Une distanciation de l'enfant par rapport à ses peurs, par rapport à ses angoisses, par rapport aux préoccupations qui peuvent être les siennes, est nécessaire pour tenter l'aventure. Cette distanciation n'est pas refoulement, mais élaboration, métabolisation, sublimation. Si le refoulement des pulsions inacceptables par le principe du secondaire est une première étape indispensable, nous avons vu que ce refoulement ne doit pas être trop important. Une partie de ces pulsions doit échapper au refoulement pour être sublimées dans des investissements culturels. Un nécessaire "retour du refoulé" sous la forme "d'histoires" suffisamment déplacées, condensées, par rapport à l'histoire personnelle de l'enfant 388 , ou de "mythe individuel " 389 , sont nécessaires pour que ces élaborations se fassent et pour que le psychisme de l'enfant soit disponible à d'autres investissements, d'un ordre culturel et social. L'énergie libérée, ainsi, peut s'investir ailleurs.
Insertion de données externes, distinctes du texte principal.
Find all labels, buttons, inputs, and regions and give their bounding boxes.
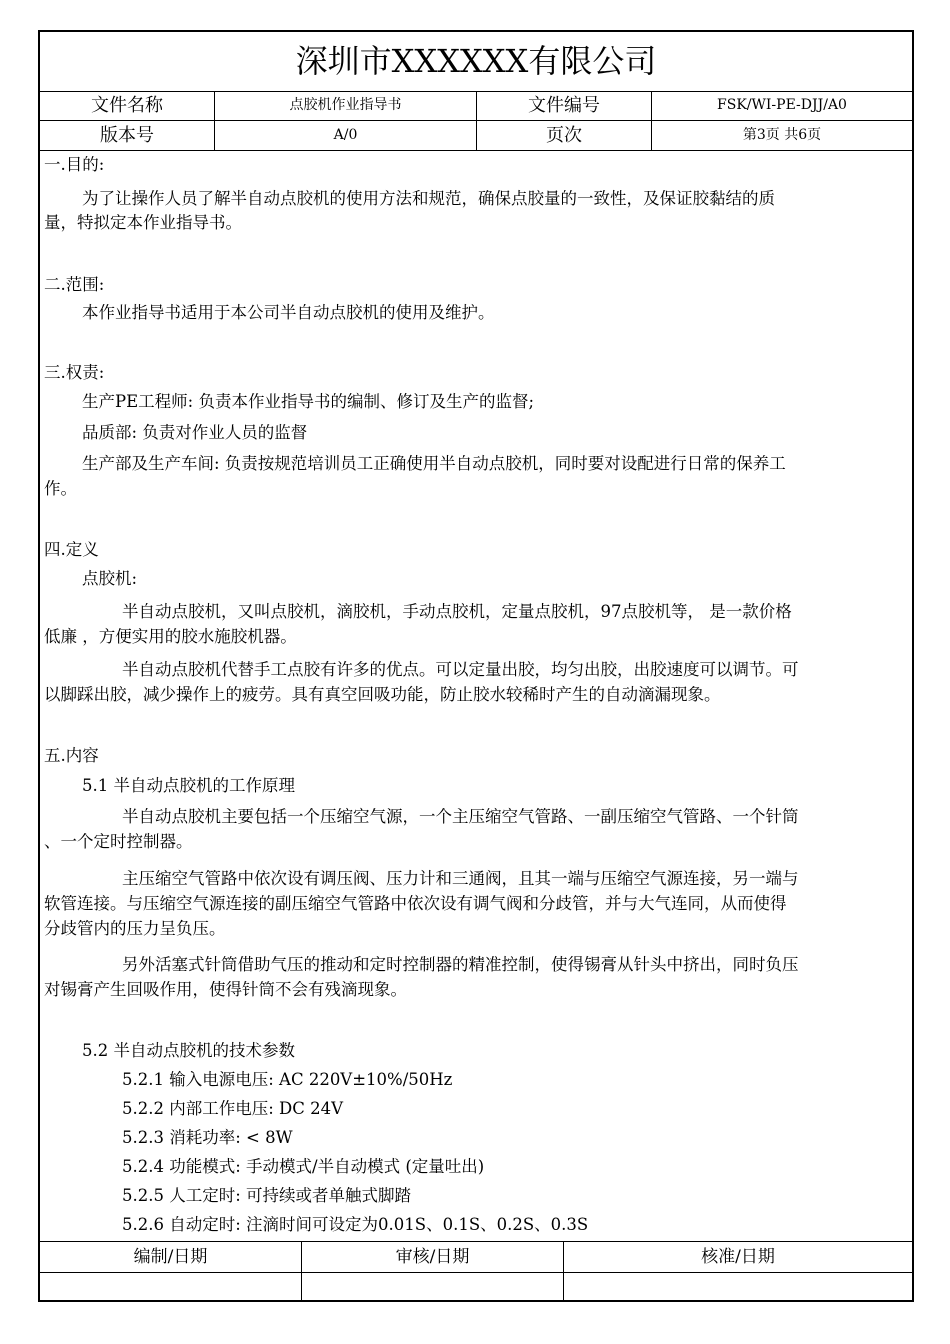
approved-label: 核准/日期 (701, 1247, 775, 1267)
signature-blank-row (40, 1273, 912, 1302)
page-value: 第3页 共6页 (742, 127, 822, 143)
reviewed-label: 审核/日期 (302, 1242, 564, 1272)
prepared-signature-cell (40, 1273, 302, 1302)
doc-no-label: 文件编号 (477, 91, 652, 120)
doc-no-value: FSK/WI-PE-DJJ/A0 (717, 97, 847, 113)
doc-name-value: 点胶机作业指导书 (215, 91, 477, 120)
section-2-heading: 二.范围: (44, 275, 105, 294)
paragraph: 生产部及生产车间: 负责按规范培训员工正确使用半自动点胶机，同时要对设配进行日常的保养工 (82, 454, 786, 473)
paragraph: 低廉 ，方便实用的胶水施胶机器。 (44, 627, 297, 646)
list-item: 5.2.3 消耗功率: < 8W (122, 1128, 293, 1147)
page-label: 页次 (477, 121, 652, 150)
subheading: 5.2 半自动点胶机的技术参数 (82, 1041, 295, 1060)
header-row-2 (40, 121, 912, 151)
paragraph: 半自动点胶机代替手工点胶有许多的优点。可以定量出胶，均匀出胶，出胶速度可以调节。可 (122, 660, 799, 679)
section-3-heading: 三.权责: (44, 363, 105, 382)
approved-signature-cell (564, 1273, 912, 1302)
paragraph: 软管连接。与压缩空气源连接的副压缩空气管路中依次设有调气阀和分歧管，并与大气连同，从而使得 (44, 894, 787, 913)
paragraph: 对锡膏产生回吸作用，使得针筒不会有残滴现象。 (44, 980, 407, 999)
signature-table (40, 1241, 912, 1303)
paragraph: 量，特拟定本作业指导书。 (44, 213, 242, 232)
list-item: 5.2.5 人工定时: 可持续或者单触式脚踏 (122, 1186, 412, 1205)
list-item: 5.2.1 输入电源电压: AC 220V±10%/50Hz (122, 1070, 453, 1089)
paragraph: 、一个定时控制器。 (44, 832, 193, 851)
document-frame (38, 30, 914, 1302)
doc-name-label: 文件名称 (40, 91, 215, 120)
reviewed-signature-cell (302, 1273, 564, 1302)
paragraph: 另外活塞式针筒借助气压的推动和定时控制器的精准控制，使得锡膏从针头中挤出，同时负压 (122, 955, 799, 974)
paragraph: 半自动点胶机，又叫点胶机，滴胶机，手动点胶机，定量点胶机，97点胶机等， 是一款价格 (122, 602, 792, 621)
subheading: 点胶机: (82, 569, 138, 588)
version-label: 版本号 (40, 121, 215, 150)
header-row-1 (40, 91, 912, 121)
paragraph: 为了让操作人员了解半自动点胶机的使用方法和规范，确保点胶量的一致性，及保证胶黏结的质 (82, 189, 775, 208)
section-1-heading: 一.目的: (44, 155, 105, 174)
version-value: A/0 (215, 121, 477, 150)
prepared-label: 编制/日期 (40, 1242, 302, 1272)
section-5-heading: 五.内容 (44, 746, 99, 765)
section-4-heading: 四.定义 (44, 540, 99, 559)
company-title: 深圳市XXXXXX有限公司 (40, 32, 912, 92)
paragraph: 生产PE工程师: 负责本作业指导书的编制、修订及生产的监督; (82, 392, 535, 411)
paragraph: 分歧管内的压力呈负压。 (44, 919, 226, 938)
subheading: 5.1 半自动点胶机的工作原理 (82, 776, 295, 795)
paragraph: 主压缩空气管路中依次设有调压阀、压力计和三通阀，且其一端与压缩空气源连接，另一端与 (122, 869, 799, 888)
list-item: 5.2.2 内部工作电压: DC 24V (122, 1099, 344, 1118)
paragraph: 品质部: 负责对作业人员的监督 (82, 423, 308, 442)
list-item: 5.2.4 功能模式: 手动模式/半自动模式 (定量吐出) (122, 1157, 485, 1176)
paragraph: 作。 (44, 479, 77, 498)
list-item: 5.2.6 自动定时: 注滴时间可设定为0.01S、0.1S、0.2S、0.3S (122, 1215, 589, 1234)
paragraph: 本作业指导书适用于本公司半自动点胶机的使用及维护。 (82, 303, 495, 322)
signature-header-row (40, 1242, 912, 1273)
paragraph: 以脚踩出胶，减少操作上的疲劳。具有真空回吸功能，防止胶水较稀时产生的自动滴漏现象。 (44, 685, 721, 704)
paragraph: 半自动点胶机主要包括一个压缩空气源，一个主压缩空气管路、一副压缩空气管路、一个针筒 (122, 807, 799, 826)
Certains enfants ne supportent pas la dé-fusion. Ils n'acceptent pas de se détacher du Tout; ils éprouvent des difficultés à se sentir distincts. Ils ont de ce fait des difficultés à établir des relations. Si l'accès à la fonction symbolique s'en trouve limité, dès lors, les apprentissages deviennent difficiles, voire impossibles. ‘ "Le symbiotique est aux antipodes du symbolique." ’ (DARRAULT, 1992, p. 37).

Notes
387.

Nous avons extrait de ce passage, une citation du point 3-2-2, de ce chapitre.

388.

Gilbert DIATKINE (1991), évoqué au point 3-2-1, de ce chapitre.

389.

Jacques LACAN (1953). Le Mythe individuel du névrosé.